Старшина Шпатор давно и окончательно отступился от этого пропащего, потерянного для Родины бойца, не воспитывал его, работой не угнетал, никакого внимания на него не обращал. И забыли бы в роте про Петьку Мусикова, но он ежедневно вечерами напоминал о себе. На завтрак и обед, как бы делая кому-то снисхождение, Петька с ротой ходил, но на ужин вставать ленился, может, и боялся, что займут его место на верхних нарах. Без артели с его силенками место не отбить.
И вот рота сжита с нар, вышиблена из помещения – идет подбор последних симулянтов, прикорнувших за печками, на нарах и под нарами.

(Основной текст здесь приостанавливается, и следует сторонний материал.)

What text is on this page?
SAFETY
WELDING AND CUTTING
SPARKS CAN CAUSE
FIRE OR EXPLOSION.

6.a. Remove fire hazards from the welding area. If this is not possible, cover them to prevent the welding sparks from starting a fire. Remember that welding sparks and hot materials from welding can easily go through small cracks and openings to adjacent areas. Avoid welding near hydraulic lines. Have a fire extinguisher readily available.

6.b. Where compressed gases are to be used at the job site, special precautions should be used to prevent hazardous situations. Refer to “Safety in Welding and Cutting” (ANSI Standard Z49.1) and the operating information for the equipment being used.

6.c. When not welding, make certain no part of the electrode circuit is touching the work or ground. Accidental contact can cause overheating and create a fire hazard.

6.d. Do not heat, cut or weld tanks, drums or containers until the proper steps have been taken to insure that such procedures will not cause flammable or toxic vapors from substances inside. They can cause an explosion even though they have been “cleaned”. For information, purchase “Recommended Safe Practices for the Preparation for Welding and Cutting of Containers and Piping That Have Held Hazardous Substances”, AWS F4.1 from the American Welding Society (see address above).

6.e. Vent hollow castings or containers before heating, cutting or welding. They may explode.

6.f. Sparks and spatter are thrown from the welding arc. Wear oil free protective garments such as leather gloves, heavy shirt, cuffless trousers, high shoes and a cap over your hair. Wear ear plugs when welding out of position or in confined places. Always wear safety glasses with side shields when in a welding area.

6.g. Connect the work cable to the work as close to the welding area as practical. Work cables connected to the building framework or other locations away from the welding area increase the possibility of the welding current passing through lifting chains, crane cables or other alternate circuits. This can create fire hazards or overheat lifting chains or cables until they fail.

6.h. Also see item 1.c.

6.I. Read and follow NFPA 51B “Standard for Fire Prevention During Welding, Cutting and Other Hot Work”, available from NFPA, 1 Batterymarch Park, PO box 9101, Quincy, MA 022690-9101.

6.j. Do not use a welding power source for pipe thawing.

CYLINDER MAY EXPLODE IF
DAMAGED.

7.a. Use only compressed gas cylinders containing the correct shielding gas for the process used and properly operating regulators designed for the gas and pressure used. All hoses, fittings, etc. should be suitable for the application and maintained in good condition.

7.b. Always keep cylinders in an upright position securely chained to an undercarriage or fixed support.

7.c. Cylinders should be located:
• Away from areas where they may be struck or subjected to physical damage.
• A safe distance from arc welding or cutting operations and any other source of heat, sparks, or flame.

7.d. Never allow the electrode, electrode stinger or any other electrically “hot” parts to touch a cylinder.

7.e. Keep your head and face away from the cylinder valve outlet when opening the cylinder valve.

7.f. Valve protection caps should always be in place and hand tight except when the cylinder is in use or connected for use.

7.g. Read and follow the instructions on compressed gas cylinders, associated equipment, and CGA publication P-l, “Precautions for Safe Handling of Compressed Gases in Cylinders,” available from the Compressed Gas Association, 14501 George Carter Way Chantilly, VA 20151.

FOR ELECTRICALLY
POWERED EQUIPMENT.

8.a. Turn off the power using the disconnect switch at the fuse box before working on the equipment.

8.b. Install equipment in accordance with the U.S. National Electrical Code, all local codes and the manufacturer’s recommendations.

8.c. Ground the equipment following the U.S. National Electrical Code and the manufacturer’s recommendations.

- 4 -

– Товарищ Мусиков, вы в столовую, конечно, идти не изволите? – интересовался старшина Шпатор.
– Не изволю.
– Учтите, сегодня ужин будет принесен только дневальным и больным.
– Я тожа хворай.
– Вы – отпетый симулянт, и никакого вам ужина принесено не будет!
– Поглядим.
Если выпадало роте ужинать в последнюю очередь, это уж после одиннадцати, после отбоя, старшина строгости строя не требовал, петь не заставлял, почти никаких правил не соблюдал. Ели неторопливо, сонно, старшина из своего котелка вываливал в таз бойцов свою порцию каши или картошки, ломал на кусочки пайку хлеба и тоже раздавал, сам швыркал чай с сахаром, смотрел утомленно куда-то в ночь, за которой у него никого и ничего не было, ни семьи, ни дома – всю жизнь в армии. Его садили за что-то в тюрьму, подержавши, выпустили живого, он снова прижился в армии, начинал с конюшни, с обоза, рядовым, с годами рос в званиях, но дальше старшины никак не тянул, прежде не хватало на офицера образования, ныне ж он и сам не захотел бы в командиры, в строевые, стар годами, почтения не больно много, да и привык хозяйничать и канителиться в хлопотной должности ротного старшины, вдобавок на подозрении, как старый, дореволюционный кадр, к тому же подежуривший в арестантах на тюремных нарах, зря в Стране Советов не садят, тем паче в армии, – раз старшиной был, сбондил небось казенное имущество и прокутил, может, и в политике прокол вышел (царской же, старорежимной армии слуга), и хотя старшина Шпатор был совершенно непьющим, некурящим, бескорыстным человеком – никто этому все равно не верил, коль все старшины плуты, выпивохи и бабники, значит, и этот таков.
– Товарищ старшина, мы дневальным и больным отделили кашу в котелки, как с пайкой Петьки Мусикова быть? – прервали его неспешные раздумья дневальные по роте.
– Хлеб этому паразиту отнесите, пайка – дело святое, кашу сами съешьте, – следовал приказ. – Нечего с ним церемониться. Я его вообще скоро из роты вытурю, памаш.
– Куда, товарищ старшина?
– Куда, куда? Куда-нибудь да вытурю. Может, на конюшню сплавлю, может, в артиллерию на лямке гаубицу таскать, может, вовсе под суд да в штрафную роту его, сукиного сына, чтоб не разлагал арьмию.